Remember White Flight? That was the historical root of the explosion of suburbanism -- white folks feared integration with black folks, and fled the inner cities for safe, white, wealthy suburbs. Chicago has its "collar counties" -- DuPage, Will, Kane, McHenry -- all Republican bastions, all very white, very wealthy, and other things (see demographics below). Every city has its equivalent suburbs.
Anyway, no matter how suburbanites want to slice it, the founding ideal of their experience was rooted in fear of The Other, and we know exactly the color of The Other. How can any community rooted in racism be just, kind, and compassionate? Not possible, anymore than apartheid South Africa could be a bastion of justice and human decency...

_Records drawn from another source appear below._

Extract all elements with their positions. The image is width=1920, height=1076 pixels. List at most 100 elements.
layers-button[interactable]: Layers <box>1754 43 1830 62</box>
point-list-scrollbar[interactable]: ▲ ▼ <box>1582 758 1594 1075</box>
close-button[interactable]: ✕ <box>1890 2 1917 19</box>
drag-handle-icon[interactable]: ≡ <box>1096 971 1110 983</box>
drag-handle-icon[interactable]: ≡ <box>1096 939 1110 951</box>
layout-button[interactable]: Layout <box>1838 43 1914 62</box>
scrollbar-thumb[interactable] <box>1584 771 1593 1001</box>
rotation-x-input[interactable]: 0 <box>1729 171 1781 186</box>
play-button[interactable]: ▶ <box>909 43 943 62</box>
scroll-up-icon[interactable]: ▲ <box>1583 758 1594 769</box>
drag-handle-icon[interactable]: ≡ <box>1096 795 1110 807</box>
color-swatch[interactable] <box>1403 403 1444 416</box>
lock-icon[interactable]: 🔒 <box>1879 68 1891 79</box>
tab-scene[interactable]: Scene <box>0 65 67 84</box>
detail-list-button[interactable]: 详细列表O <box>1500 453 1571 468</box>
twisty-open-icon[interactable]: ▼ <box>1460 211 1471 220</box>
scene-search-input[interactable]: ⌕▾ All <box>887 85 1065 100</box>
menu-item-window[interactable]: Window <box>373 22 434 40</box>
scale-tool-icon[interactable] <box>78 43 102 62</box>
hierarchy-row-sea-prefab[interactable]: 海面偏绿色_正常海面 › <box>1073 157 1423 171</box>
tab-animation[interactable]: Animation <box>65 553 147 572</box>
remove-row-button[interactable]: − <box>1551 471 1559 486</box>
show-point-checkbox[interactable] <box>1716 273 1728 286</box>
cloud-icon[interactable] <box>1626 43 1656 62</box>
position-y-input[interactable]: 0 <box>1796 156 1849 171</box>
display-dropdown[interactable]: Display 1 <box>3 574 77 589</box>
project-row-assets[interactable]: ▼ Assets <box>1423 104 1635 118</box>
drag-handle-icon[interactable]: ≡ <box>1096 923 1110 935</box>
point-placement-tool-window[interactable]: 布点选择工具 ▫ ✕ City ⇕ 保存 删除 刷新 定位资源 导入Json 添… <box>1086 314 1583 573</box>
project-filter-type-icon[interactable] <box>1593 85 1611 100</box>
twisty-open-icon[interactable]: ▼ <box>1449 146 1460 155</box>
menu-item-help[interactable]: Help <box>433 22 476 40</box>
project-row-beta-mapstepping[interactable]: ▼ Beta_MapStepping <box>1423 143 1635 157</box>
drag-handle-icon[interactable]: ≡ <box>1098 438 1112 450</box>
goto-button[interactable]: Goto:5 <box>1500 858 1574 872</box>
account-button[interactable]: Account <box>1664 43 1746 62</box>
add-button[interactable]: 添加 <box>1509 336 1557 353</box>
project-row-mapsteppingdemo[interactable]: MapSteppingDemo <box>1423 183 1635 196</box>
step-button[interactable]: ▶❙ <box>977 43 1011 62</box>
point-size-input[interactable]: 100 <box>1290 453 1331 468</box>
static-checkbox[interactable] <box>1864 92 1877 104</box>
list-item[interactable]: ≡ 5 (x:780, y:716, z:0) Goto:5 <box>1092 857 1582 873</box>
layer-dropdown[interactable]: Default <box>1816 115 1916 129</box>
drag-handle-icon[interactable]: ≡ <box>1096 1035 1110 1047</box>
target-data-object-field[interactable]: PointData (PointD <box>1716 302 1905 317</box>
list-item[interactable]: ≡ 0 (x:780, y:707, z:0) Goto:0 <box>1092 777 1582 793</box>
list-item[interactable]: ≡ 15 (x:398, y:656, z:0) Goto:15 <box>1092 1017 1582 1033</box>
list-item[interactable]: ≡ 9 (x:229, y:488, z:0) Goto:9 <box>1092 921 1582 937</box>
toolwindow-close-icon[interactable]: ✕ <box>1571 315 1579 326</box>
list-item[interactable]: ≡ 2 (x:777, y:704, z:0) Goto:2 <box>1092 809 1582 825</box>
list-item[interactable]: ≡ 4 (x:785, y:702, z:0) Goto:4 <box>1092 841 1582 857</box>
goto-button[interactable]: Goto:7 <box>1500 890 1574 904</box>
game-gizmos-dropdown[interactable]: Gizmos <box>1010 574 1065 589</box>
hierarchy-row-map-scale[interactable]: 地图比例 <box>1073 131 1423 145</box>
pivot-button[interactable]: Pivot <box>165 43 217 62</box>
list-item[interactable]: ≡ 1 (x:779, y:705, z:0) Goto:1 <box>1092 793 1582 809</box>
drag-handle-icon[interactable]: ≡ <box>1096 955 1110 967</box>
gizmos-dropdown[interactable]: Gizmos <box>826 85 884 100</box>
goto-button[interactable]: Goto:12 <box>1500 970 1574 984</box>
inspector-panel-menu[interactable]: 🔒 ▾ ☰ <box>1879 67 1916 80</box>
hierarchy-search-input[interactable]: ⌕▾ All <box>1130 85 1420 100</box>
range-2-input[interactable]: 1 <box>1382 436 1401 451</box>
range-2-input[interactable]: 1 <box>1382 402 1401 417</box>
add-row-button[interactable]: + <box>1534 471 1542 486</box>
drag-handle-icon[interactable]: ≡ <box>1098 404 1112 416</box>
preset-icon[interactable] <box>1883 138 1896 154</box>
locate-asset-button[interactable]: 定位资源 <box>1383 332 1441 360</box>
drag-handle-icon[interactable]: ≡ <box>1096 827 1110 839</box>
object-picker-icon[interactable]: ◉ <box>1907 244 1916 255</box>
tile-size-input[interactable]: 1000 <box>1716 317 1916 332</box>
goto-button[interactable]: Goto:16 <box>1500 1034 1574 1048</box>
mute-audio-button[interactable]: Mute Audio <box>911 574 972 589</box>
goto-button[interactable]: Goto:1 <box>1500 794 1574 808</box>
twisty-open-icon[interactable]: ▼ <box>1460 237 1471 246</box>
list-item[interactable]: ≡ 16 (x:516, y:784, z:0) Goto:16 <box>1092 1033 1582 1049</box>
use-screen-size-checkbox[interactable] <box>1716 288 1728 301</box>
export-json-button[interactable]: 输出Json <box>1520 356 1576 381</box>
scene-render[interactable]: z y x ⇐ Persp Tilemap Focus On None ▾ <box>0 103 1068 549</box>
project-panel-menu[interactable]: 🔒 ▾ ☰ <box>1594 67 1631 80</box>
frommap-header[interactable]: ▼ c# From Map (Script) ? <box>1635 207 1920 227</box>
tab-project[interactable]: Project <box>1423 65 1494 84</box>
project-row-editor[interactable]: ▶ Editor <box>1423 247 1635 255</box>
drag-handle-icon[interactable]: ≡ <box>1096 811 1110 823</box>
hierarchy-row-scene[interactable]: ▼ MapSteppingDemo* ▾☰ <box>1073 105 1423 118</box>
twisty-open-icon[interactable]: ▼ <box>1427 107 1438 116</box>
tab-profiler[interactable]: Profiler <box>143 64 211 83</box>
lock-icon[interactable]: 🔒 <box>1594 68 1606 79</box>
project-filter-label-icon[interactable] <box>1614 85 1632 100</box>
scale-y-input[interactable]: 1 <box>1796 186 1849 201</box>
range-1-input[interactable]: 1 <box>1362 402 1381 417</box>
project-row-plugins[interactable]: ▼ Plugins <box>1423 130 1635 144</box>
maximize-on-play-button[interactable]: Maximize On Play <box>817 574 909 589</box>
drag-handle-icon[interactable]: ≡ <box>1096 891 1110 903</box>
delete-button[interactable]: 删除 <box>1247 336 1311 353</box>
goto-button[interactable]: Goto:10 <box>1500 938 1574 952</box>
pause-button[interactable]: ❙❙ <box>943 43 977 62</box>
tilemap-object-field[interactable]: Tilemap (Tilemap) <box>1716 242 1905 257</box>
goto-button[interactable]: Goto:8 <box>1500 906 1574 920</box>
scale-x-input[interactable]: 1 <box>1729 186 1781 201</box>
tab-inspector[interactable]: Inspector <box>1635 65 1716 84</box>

Chicago: 42% white, 36% black
DuPage County: 77.9% white, 4% black
Will County: 81% white, 10% black (Will County must be going socialist)
Kane County: 79% white, 5% black
McHenry County: 93% white, .5% black
White people moved to the collar counties to get away from minorities, particularly poor ones. In fact, these people are willing to commute at length just so they don't have to run into anybody they don't want to run into. So, again, it's easy to be gracious and helpful toward your fellow white man (or woman) if you're in the suburbs (and even then, does that happen so often? How often do you interact with your fellow suburbanites, really?) It's more challenging to be gracious and helpful toward someone who is very different from you. But I still see people do that in Chicago (although I would say that, even though Chicago is more cosmopolitan and diverse than any of its suburbs, Chicago still remains very segregated between North Side and South Side experiences). White or black or Latino or Asian, living in the North Side of Chicago is a very different city experience than living in the South Side.
Enough on that. I'll wager that if somebody's in trouble in Chicago, they're far likelier to get help here than they would in other big cities.